Her şeye rağmen eğitimden keyif almalı insan. Öğrenme süreci, insanda haz yaratmalıdır; angarya ya da kölelik duygusu değil. Keyifli eğitimden anladığım, öğrenmenin tam anlamıyla ama çocuğu/genci hırpalamadan, sıkmadan, aşağılamadan, ötekileştirmeden, ayrımlaştırmadan, tek kelimeyle yabancılaştırmadan gerçekleştirilmesi demektir.
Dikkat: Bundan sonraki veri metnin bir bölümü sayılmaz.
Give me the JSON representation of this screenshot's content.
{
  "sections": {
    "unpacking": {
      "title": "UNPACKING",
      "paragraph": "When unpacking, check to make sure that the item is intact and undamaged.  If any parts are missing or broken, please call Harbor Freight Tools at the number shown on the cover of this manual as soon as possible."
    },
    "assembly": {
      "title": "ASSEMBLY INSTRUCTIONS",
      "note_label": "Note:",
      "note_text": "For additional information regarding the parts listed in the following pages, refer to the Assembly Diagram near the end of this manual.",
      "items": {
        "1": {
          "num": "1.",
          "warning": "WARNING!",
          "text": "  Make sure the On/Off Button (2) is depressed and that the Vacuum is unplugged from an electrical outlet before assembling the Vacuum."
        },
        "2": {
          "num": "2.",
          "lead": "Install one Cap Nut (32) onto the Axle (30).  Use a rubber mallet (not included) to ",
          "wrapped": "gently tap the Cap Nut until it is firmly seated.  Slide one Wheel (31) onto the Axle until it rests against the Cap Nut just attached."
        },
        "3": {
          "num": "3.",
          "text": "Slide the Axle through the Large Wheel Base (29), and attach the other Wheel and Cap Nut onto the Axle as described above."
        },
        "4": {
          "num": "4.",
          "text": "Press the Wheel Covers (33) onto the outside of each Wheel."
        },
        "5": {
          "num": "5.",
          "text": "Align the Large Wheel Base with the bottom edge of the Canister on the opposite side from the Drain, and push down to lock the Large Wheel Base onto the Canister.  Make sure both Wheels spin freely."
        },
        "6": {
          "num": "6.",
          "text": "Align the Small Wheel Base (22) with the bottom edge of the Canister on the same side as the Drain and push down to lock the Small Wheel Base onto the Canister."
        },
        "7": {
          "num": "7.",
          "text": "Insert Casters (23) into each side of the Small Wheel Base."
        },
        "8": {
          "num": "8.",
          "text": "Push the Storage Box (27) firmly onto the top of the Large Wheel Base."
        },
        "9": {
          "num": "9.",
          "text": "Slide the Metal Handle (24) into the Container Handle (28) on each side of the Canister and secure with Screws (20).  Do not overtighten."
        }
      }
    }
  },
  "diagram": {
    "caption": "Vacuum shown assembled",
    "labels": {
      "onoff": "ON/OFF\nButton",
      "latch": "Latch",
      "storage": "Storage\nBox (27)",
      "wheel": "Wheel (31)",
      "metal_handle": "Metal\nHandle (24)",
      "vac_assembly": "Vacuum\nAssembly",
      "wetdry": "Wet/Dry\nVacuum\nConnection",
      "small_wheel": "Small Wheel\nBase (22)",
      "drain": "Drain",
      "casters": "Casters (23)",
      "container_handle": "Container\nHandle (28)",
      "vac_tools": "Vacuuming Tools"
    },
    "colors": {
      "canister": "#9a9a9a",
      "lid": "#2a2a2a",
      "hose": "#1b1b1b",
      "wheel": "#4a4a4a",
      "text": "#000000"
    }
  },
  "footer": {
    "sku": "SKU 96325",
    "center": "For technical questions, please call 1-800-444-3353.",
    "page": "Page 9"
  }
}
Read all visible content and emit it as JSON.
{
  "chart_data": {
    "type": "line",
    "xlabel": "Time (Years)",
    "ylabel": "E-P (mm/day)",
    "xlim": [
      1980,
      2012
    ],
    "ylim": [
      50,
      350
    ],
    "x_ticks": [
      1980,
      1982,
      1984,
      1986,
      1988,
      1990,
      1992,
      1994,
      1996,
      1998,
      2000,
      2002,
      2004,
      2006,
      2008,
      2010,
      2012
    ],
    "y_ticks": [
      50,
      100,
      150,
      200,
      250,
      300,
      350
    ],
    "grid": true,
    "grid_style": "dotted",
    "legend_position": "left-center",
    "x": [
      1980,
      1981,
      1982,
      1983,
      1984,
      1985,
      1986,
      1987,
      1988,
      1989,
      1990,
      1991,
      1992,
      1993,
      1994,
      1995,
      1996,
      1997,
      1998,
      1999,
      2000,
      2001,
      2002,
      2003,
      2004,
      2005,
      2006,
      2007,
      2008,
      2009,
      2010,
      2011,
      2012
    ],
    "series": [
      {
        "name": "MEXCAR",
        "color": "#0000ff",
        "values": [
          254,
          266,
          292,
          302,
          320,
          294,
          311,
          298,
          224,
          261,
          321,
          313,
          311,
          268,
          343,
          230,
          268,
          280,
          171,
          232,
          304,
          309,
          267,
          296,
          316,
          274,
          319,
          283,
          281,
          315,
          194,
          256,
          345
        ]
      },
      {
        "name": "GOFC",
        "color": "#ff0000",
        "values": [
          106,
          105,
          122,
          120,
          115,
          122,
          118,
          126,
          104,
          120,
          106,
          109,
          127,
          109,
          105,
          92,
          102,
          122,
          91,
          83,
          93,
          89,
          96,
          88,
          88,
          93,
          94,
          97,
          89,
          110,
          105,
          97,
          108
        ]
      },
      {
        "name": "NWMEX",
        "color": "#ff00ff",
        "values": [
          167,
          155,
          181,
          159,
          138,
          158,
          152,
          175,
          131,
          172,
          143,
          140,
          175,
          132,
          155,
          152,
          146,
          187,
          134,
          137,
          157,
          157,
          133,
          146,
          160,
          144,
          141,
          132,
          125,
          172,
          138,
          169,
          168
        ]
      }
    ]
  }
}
Bunun için öğretmenin elbette otorite, ama demokratik bir otorite-tüm tarihsel mirastan eleştirel bir şekilde yararlanan bir otorite-olması gerekir. İlerlemeci pedagojinin vazettiği gibi öğretmenin palyaço, aktör, dramacı vs. gibi olmasına hiç gerek yok Hele Doğan Cüceloğlu, Üstün Dökmen gibi “küçük şeyler”i çeşitli medyatik ve popüler kılıklar altında anlatacağım diye birtakım “pembe psikolojik pazarlama teknikleri”ni kullanmanın ise hiç lüzumu yok.